O gerente de espetáculos do Teatro Amazonas, Sandro de Souza Paulo, explicou que o protocolo de retomada gradual das atividades do teatro foi aprovado pela FVS-AM (Fundação de Vigilância em Saúde do Amazonas), que não permitiu, por exemplo, a volta das atividades do Coral do Amazonas.
“A recomendação é que, devido às gotículas de saliva que os coristas expelem ao cantar, poderia ser um risco maior ao público. Pelo mesmo motivo retardamos o retorno dos ensaios dos instrumentos de sopro e reduzimos todas as orquestras e corpos artísticos pela metade, para reduzir os riscos tanto nas apresentações quanto nos ensaios”, relatou.
Nas apresentações de equipes artísticas com mais pessoas, como a Orquestra Filarmônica do Amazonas e a Amazonas Jazz Band, que devem se apresentar nos próximos dias, a Secretaria de Estado de Cultura e Economia Criativa, que administra o teatro, pretende instalar barreiras de acrílico entre os integrantes, para garantir a proteção dos músicos, informou o titular da pasta, Marcos Apolo Muniz, que vê a reabertura do Teatro Amazonas como “um laboratório” para o resto do país.

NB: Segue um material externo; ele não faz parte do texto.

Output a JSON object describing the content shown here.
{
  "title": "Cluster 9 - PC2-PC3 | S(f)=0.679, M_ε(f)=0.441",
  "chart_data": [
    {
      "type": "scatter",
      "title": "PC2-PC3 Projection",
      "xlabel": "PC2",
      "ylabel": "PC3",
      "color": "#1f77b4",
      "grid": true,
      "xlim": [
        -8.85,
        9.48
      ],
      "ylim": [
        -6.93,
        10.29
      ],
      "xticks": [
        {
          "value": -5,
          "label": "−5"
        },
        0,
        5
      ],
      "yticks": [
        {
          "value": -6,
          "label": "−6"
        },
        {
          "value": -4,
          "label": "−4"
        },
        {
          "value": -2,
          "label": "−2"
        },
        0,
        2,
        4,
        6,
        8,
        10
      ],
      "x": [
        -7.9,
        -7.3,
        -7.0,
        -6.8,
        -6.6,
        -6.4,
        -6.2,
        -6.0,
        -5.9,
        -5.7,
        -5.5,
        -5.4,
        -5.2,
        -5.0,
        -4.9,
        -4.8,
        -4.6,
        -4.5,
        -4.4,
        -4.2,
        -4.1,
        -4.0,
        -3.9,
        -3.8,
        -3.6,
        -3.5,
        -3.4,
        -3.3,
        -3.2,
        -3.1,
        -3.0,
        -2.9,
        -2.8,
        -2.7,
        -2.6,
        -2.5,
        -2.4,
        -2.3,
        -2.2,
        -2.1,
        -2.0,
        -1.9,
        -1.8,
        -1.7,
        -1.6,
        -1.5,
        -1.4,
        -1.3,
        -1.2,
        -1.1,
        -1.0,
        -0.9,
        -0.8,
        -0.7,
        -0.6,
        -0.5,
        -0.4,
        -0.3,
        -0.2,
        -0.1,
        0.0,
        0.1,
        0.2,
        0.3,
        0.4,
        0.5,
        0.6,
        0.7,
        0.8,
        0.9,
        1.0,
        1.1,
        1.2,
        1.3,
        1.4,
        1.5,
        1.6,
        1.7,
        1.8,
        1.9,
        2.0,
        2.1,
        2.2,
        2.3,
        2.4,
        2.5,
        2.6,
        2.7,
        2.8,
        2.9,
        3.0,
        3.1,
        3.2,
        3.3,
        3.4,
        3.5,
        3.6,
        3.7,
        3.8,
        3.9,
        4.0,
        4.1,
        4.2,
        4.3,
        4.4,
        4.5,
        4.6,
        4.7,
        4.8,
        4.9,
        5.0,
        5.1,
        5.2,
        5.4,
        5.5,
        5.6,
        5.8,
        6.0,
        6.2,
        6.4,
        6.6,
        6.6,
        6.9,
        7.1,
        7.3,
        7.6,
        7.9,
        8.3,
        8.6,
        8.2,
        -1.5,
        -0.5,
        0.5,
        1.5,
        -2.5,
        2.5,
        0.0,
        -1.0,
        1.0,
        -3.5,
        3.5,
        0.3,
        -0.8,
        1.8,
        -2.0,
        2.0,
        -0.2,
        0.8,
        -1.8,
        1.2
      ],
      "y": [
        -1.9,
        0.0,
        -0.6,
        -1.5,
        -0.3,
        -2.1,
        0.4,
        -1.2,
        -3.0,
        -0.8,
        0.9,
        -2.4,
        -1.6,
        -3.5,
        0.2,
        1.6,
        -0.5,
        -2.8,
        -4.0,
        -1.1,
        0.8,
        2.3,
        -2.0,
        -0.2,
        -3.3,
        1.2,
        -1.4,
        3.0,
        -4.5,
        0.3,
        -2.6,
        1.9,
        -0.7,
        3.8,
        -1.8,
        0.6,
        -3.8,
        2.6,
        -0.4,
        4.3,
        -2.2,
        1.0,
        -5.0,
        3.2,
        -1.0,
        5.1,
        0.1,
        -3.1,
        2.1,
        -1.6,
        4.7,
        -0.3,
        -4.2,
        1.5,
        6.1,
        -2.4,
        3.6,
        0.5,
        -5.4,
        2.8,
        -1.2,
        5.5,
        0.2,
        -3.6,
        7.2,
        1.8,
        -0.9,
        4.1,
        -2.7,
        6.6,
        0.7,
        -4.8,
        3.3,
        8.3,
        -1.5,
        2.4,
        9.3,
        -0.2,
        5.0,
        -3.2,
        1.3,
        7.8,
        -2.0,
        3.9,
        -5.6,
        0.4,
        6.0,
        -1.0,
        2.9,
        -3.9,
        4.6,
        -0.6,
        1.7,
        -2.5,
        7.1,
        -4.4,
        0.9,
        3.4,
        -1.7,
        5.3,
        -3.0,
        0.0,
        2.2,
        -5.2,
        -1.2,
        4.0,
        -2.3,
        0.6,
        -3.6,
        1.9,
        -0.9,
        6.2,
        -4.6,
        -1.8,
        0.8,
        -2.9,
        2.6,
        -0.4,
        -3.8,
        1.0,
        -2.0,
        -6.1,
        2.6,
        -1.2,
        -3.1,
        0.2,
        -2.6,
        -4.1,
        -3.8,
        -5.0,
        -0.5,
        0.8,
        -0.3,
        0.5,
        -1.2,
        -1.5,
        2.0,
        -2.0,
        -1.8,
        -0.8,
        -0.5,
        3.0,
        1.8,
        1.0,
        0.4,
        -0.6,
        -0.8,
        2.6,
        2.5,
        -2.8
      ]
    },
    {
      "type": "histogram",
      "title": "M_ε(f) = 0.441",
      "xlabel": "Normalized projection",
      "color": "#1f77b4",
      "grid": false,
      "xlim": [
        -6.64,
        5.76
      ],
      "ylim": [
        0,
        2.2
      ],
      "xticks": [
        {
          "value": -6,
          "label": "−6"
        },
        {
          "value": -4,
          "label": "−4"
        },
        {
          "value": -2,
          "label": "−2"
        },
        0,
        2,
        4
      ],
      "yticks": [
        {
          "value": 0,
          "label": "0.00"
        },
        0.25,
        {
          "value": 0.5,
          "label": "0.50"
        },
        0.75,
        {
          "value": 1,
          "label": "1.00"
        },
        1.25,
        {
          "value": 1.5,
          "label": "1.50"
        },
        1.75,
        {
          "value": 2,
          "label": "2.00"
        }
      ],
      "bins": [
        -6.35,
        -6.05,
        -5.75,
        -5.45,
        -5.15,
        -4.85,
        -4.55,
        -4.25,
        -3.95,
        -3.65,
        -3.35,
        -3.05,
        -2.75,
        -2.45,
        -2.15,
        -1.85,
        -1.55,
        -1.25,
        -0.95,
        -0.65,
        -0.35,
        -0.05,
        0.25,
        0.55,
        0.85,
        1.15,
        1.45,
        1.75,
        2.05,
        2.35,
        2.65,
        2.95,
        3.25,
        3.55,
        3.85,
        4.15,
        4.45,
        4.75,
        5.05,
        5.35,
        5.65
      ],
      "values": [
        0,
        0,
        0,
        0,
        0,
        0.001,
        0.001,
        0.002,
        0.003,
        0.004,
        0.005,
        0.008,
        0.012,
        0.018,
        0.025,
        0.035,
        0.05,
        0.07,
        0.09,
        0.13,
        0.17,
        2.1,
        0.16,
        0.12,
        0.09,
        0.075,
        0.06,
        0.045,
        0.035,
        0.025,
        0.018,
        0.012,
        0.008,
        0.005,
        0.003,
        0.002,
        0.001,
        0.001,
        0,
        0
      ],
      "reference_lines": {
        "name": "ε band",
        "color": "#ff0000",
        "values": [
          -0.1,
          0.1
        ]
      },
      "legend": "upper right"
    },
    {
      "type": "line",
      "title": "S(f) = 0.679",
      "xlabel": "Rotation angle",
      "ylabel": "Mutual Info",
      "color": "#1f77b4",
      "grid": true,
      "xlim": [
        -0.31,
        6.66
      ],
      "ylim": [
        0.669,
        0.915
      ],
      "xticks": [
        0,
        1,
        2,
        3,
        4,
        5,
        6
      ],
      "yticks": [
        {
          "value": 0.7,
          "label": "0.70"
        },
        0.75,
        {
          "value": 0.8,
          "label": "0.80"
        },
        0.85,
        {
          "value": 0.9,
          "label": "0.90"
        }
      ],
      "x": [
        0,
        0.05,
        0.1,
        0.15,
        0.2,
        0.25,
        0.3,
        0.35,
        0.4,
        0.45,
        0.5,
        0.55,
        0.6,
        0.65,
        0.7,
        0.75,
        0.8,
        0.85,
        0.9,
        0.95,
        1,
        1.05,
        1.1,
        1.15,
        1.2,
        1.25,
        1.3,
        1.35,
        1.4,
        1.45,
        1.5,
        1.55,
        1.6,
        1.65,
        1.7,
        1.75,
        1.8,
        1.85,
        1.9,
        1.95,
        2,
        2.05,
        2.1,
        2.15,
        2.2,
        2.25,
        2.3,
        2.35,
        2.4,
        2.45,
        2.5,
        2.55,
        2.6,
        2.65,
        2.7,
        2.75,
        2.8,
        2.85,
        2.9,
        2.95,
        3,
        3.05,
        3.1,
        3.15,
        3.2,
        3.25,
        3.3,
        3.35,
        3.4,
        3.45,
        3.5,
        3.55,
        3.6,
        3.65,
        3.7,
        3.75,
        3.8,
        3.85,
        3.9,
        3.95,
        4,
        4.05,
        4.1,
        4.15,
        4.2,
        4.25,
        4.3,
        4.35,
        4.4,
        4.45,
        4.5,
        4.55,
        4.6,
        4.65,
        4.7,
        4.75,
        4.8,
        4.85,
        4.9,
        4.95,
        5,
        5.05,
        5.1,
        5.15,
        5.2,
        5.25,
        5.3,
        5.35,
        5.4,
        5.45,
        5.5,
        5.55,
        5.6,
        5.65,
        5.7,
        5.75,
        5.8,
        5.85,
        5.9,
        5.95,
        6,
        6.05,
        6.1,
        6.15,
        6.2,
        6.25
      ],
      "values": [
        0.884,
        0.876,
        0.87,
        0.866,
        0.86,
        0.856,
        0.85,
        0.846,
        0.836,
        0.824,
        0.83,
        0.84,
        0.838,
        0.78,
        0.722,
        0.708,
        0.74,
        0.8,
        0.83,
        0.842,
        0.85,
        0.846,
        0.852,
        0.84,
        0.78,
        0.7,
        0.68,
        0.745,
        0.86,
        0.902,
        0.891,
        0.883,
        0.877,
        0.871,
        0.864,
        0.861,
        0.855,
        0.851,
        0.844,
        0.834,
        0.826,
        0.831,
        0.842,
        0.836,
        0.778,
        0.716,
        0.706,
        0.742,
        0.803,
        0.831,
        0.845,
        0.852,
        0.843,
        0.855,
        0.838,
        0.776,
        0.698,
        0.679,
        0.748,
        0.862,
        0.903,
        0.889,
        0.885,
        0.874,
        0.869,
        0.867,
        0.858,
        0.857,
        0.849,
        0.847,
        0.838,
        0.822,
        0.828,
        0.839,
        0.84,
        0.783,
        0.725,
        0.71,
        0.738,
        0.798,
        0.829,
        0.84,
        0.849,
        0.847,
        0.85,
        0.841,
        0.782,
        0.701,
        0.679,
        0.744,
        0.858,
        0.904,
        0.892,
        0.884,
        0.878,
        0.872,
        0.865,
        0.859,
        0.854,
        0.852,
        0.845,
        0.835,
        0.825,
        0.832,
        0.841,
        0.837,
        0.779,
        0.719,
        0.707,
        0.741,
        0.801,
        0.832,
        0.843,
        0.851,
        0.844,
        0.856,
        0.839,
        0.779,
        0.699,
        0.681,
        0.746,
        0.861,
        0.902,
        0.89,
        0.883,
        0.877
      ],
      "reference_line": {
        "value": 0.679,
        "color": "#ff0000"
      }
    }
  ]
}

“Nos preocupa sermos os primeiros e funcionarmos como um laboratório, mas estamos seguros do que estamos fazendo, sabendo que estamos sujeitos a falhas. A gente compreende [isso] como um desafio, mas ao mesmo tempo entende a necessidade de retomada, mesmo que gradual. O grande termômetro é a adesão do público”, disse Muniz.
Segundo ele, apesar de liberada desde a primeira semana de agosto, a reabertura do Teatro Amazonas ao público foi retardada em duas semanas para chegar ao melhor protocolo, que descartou as apresentações a céu aberto no largo São Sebastião, bastante tradicionais em Manaus.
“O teatro é um ambiente controlável. É diferente de fazer um espetáculo na praça, a céu aberto. Lá seria mais difícil evitar aglomerações”, opinou o secretário.
O grande número de pessoas circulando sem máscara no largo São Sebastião -apesar da multa de R$ 108 para quem não usá-la, sancionada pela Prefeitura de Manaus- deixou a advogada Luciana Cardoso, 43, apreensiva.
“Ainda não estou saindo muito de casa e vi muita gente sem máscara na praça, preferi entrar logo no teatro porque me pareceu mais seguro. Muita gente está se comportando como se a pandemia já tivesse acabado”, lamentou.
E não acabou mesmo: o Amazonas tinha 120.919 casos confirmados e 3.661 mortes por Covid-19 até a última segunda (1º), com registro de seis mortes em 24 horas. Apesar da média de mortes ter sofrido pouca variação nas últimas semanas, o número de leitos de UTI ocupados por pacientes com Covid-19 aumentou 37% entre os dias 10 e 30 de agosto, passando de 79 para 108 pessoas, segundo o epidemiologista da Fiocruz Amazônia, Jesem Orellana.
“É inaceitável que a população local esteja mergulhada há mais de seis meses em uma espécie de experimento natural, onde parecem usar a cidade como um grande laboratório”, apontou.